Tired of waiting for New Hampshire to make a decision, the Iowa Republican Party has gone ahead and set a date: The 2012 Iowa GOP caucuses will be held on January 3.
That leaves open the possibility (unlikely as we believe it to be) that New Hampshire could actually usurp Iowa’s customary first-in-the-nation status.
New Hampshire Secretary of State Bill Gardner has been threatening to set a mid-December date for the New Hampshire primary ever since Nevada moved its caucuses up to January 14. (Nevada, for its part, moved after Florida moved its date up to January 31, which then prompted South Carolina to reschedule its primary for January 28. Got all that?)

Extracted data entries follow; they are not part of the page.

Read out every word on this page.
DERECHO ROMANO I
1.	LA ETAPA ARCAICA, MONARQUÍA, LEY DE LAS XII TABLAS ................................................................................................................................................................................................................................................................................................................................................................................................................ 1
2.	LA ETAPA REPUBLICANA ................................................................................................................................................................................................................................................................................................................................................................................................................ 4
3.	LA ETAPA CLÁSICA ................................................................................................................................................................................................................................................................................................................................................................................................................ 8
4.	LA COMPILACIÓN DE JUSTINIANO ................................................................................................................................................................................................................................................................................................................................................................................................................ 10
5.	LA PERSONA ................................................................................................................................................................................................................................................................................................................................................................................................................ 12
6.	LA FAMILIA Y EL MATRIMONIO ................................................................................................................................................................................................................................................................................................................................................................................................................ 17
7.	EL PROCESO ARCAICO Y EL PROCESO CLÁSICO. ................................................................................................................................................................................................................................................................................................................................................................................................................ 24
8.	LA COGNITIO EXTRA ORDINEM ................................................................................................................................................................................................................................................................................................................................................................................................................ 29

Here’s why. With Iowa’s caucuses now officially scheduled (as expected) for January 3, New Hampshire would have to hold its primary just one week later on January 10, only to be abruptly followed just four days after that by Nevada. New Hampshirites apparently feel that this might rob the Granite State of some of its stand-alone importance – and so the state is threatening to upend the whole process and move its primary to mid-December.
In a massive show of sucking up support for New Hampshire, several GOP candidates – Jon Huntsman, Newt Gingrich, Michele Bachmann, Rick Santorum, and Herman Cain – have threatened to boycott the Nevada caucuses if the state doesn’t change its date. Huntsman and Santorum went so far as to pull out of tonight’s CNN debate, held in Las Vegas. (Of course, none of these candidates are believed to have much of a shot in Nevada, anyway.) And New Hampshire Republicans are pressuring Mitt Romney – who has a lead in the Silver State, which he won in 2008 and which is home to a sizeable Mormon population – to boycott Nevada as well. So far Romney has resisted.
But even if Nevada stays put, we are skeptical about the likelihood that New Hampshire will really follow through on its pre-Christmas-voting threat. For one thing, there’s big money at stake. Every four years, when thousands of reporters, campaign staffers, and other related parties descend on tiny places like Nashua, N.H., they bring a flood of cash to local businesses – from hotels to restaurants to gas stations. Why would the state want to deny itself a few extra weeks of good revenue?
Plus, there’s the fact that this happens every electoral cycle. Seriously – even as we write this post, we can hear the strains of “I’ve got you, babe,” since we’re pretty sure we wrote something exactly like this four and even eight years ago. (How, exactly, is this different from 2008 – when, after a comparable amount of moving dates and one-upmanship, the Iowa caucuses were eventually held on January 3, the New Hampshire primary on January 8, the Michigan primary on January 15, Nevada and South Carolina on January 19, Hawaii on January 25, and Florida on January 29?)
Calendar chaos has become a standard feature of the election process – and while there’s always plenty of hand-wringing and lamenting about the downsides of a frontloaded process, no one has figured out a way to change it.
Want to get involved?
If you don’t live in one of the early-voting states, but do live within driving distance of one – particularly Iowa or New Hampshire – consider a weekend road trip. Plenty of out-of-staters do this, as we’ve discovered over the years. With some planning, you can usually manage to hit a couple different town hall/meet-and-greet type events over the course of a day or two (candidates usually post their schedules on their websites). There’s no better way to get an authentic feel for what the candidates are really like.